The original FLIPI (Solal-Céligny et al., Blood 2004) was built retrospectively from archived data across multiple international institutions. Despite wide clinical adoption, it had key structural limitations: it predated the rituximab era, relied on retrospectively available variables, excluded B2M due to high missingness, and used OS — an increasingly unsuitable endpoint in an indolent disease with long natural history — as its target outcome. By 2003, the International Follicular Lymphoma Prognostic Factor Project launched the F2 study to address all four limitations simultaneously.

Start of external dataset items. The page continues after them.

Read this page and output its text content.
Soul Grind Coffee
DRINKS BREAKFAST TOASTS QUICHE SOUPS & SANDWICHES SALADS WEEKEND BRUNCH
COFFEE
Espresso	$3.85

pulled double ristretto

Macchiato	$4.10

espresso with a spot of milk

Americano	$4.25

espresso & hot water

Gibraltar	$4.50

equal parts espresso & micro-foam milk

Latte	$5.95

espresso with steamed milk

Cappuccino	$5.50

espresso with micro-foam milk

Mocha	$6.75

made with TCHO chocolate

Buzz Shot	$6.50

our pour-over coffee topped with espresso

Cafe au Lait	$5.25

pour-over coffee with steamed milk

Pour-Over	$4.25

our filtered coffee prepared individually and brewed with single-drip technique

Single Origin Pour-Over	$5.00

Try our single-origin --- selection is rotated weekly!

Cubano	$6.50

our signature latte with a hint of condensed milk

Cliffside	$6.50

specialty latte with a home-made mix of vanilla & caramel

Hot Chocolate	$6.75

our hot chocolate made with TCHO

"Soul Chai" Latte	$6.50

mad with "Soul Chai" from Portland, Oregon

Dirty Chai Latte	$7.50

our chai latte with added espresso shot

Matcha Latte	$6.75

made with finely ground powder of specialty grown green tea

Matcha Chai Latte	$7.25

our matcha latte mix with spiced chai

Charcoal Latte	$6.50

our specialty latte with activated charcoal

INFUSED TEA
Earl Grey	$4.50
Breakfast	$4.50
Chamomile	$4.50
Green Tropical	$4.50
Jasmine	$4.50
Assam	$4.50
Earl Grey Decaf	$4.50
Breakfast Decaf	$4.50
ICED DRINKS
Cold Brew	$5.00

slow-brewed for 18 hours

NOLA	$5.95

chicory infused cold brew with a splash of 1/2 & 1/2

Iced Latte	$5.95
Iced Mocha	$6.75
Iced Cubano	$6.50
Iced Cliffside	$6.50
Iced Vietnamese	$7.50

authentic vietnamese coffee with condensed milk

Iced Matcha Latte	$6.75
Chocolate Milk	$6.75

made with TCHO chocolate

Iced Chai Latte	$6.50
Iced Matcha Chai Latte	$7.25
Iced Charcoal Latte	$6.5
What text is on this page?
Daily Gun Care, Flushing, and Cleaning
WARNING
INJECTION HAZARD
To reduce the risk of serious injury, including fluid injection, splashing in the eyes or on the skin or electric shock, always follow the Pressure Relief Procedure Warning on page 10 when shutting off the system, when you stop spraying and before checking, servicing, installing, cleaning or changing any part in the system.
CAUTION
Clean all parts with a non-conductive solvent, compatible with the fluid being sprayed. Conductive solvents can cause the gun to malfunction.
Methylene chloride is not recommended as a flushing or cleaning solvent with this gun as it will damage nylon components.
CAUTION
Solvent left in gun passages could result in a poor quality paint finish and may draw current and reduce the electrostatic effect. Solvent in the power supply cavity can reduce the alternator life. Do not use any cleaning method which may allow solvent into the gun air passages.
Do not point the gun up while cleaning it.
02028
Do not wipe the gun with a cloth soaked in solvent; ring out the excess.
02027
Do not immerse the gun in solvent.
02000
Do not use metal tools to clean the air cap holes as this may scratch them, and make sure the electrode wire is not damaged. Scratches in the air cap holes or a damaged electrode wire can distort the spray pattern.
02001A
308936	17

Score Development Timeline
01
2004: FLIPI published (Solal-Céligny et al., Blood). Retrospective, n = 1,795 from international archives. Five variables: age, stage, Hb, nodal sites, LDH. Widely adopted but pre-rituximab.
02
2003–2005: F2 study accrual — 1,093 patients registered prospectively across 69 institutions. Rituximab-containing therapy used in 59% of treated patients.
03
2007 (ASCO): Preliminary results of FLIPI re-validation in F2 population presented; FLIPI retained predictive value in the immunochemotherapy era.
04
2009 (J Clin Oncol): FLIPI2 published. Five new variables (B2M, LoDLIN, BMI, Hb, age). Bootstrap-selected model. External validation in 231 patients. Three risk groups with significantly different 3-year PFS (91% / 69% / 51%).
05
2010 (Br J Haematol): Arcaini et al. independently validate FLIPI2 in 280 patients; confirm superiority over FLIPI by Harrell C statistics; demonstrate FLIPI2 sub-stratifies FLIPI low-risk patients.
06
2018: PRIMA-PI published (Bachy et al., Blood) — simplified 2-variable index (B2M + BMI) for immunochemotherapy patients.
07
2025 (Heliyon): Wang et al. develop A-FLIPI2, adapting FLIPI2 for elderly FL patients by adjusting age threshold from ≥ 60 to ≥ 70 years. External validation confirms superior risk stratification in this underserved population.
The Prospective Advantage
The shift from retrospective (FLIPI) to prospective (FLIPI2) design was methodologically decisive. It allowed the inclusion of B2M — unavailable retrospectively — and of LoDLIN, which could not be standardised across pre-existing databases. It also enabled the use of an electronic case report system (EasyStage) for prospective nodal mapping across all sites, and allowed replacement of OS with PFS as the principal endpoint once the 5-year OS of the study population (89%) proved far better than anticipated.